Matt Reilly put the point plainly: the opening match of the year’s World Cup is Mexico v South Africa, and it was also the first game of South Africa’s World Cup in 2010. That earlier meeting mattered because it was not just any draw; it was the first time the host nation had opened the tournament in front of its own crowd, with Tshabalala giving South Africa the lead before Márquez rescued Mexico late on.
The reason this matchup stands out now is that World Cup opening fixtures have usually moved with the format of the tournament rather than the same two teams coming back around.

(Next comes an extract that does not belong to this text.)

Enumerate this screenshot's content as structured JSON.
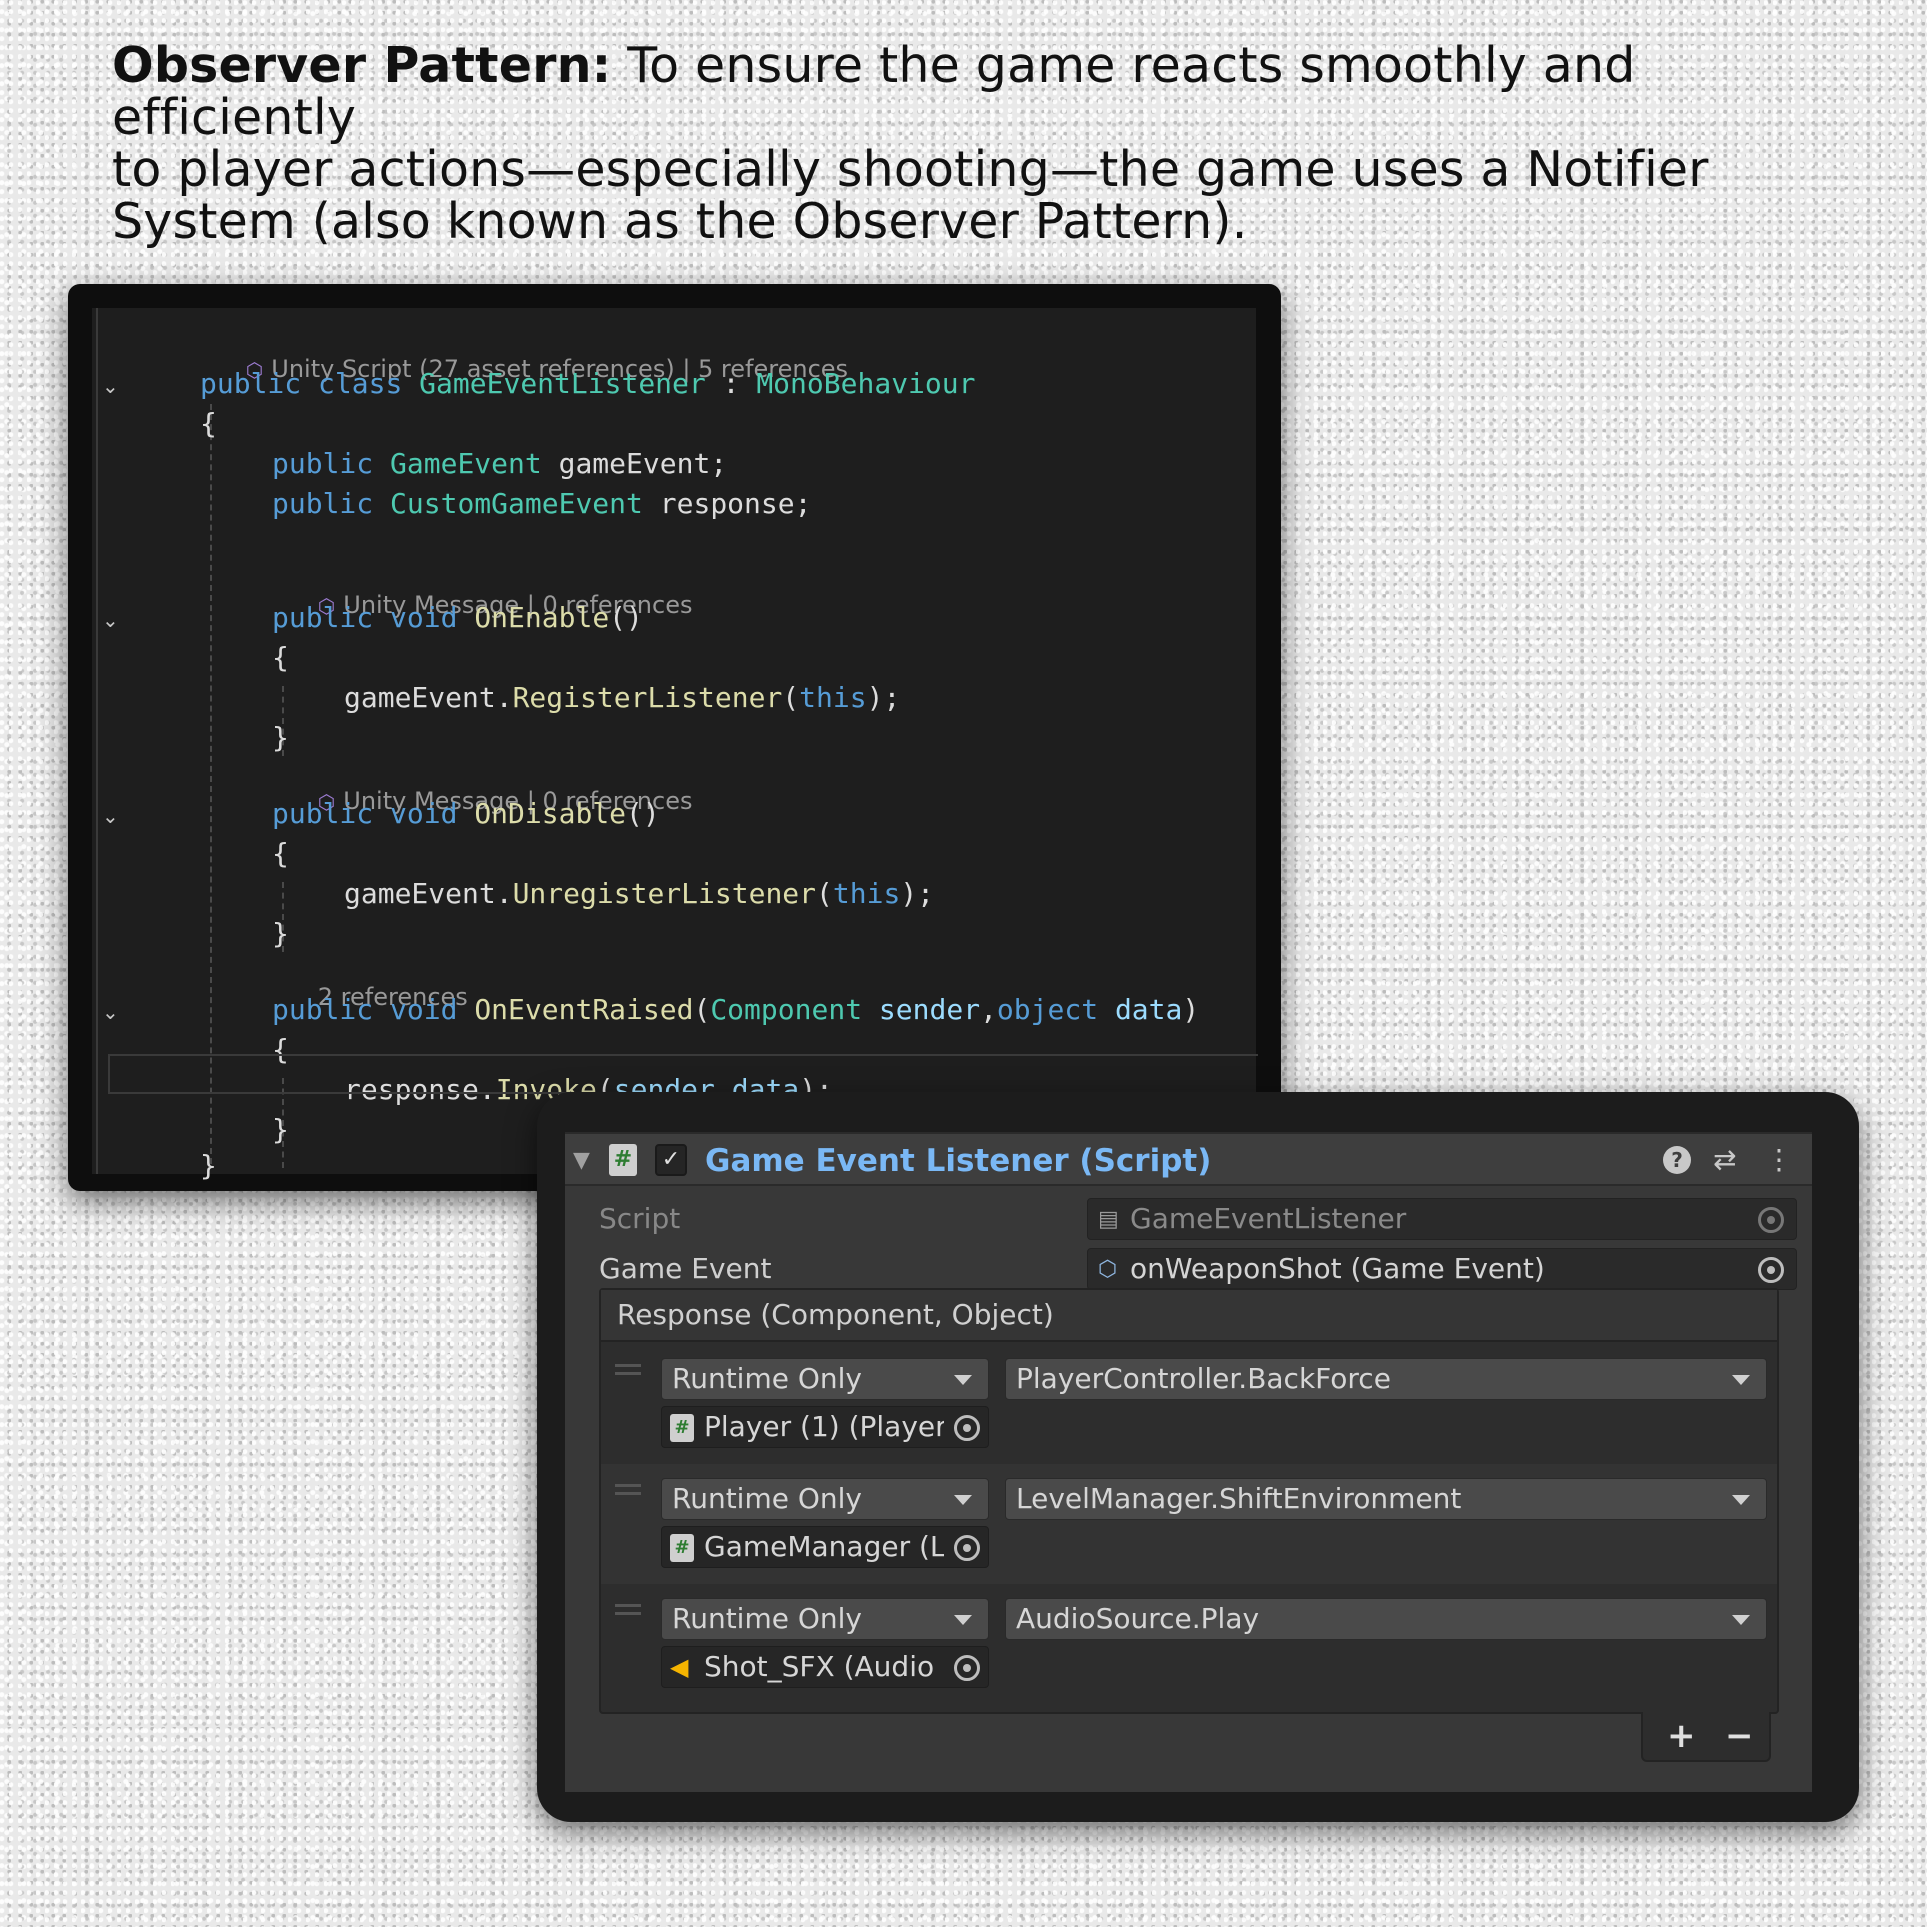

In the early years, the competition often began with simultaneous games, including Italy in 1934 when all 16 teams started at 4pm CET on 27 May, and the last World Cup to feature simultaneous curtain-raisers was Chile in 1962. Once the tournament settled into a single showcase opener, repeat first games became a curiosity rather than a habit.
Mexico were already part of the only previously noted repeat opening fixture, which is why this meeting feels more unusual than routine. Brazil met Mexico three times in four tournaments between 1950 and 1962, beating them 4-0 in a standalone opener in 1950, 5-0 in 1954 and 2-0 in 1962, with Pelé on the scoresheet in that last one. That history makes Thursday’s game part of a very short list, not a broad pattern.
The question that remains is whether Mexico and South Africa can produce anything close to the drama of 2010. South Africa’s opener that day was remembered for Tshabalala’s goal as much as the result, and Mexico will again be judged on whether they can turn a rare opening-day rematch into something more than a historical footnote. For a fixture that already has one famous chapter, the Azteca offers a fresh stage and the chance to write another.
Other World Cup oddities are floating around the tournament too, from 10 Real Madrid players being spread across the competition with none in Spain’s squad, to three former Everton managers taking charge of teams and New Zealand calling up Tommy Smith, who played for Braintree Town last season. Luis Chávez, meanwhile, is being linked with a fight for his Mexico World Cup place, adding another layer to a squad picture that will sharpen as Thursday approaches.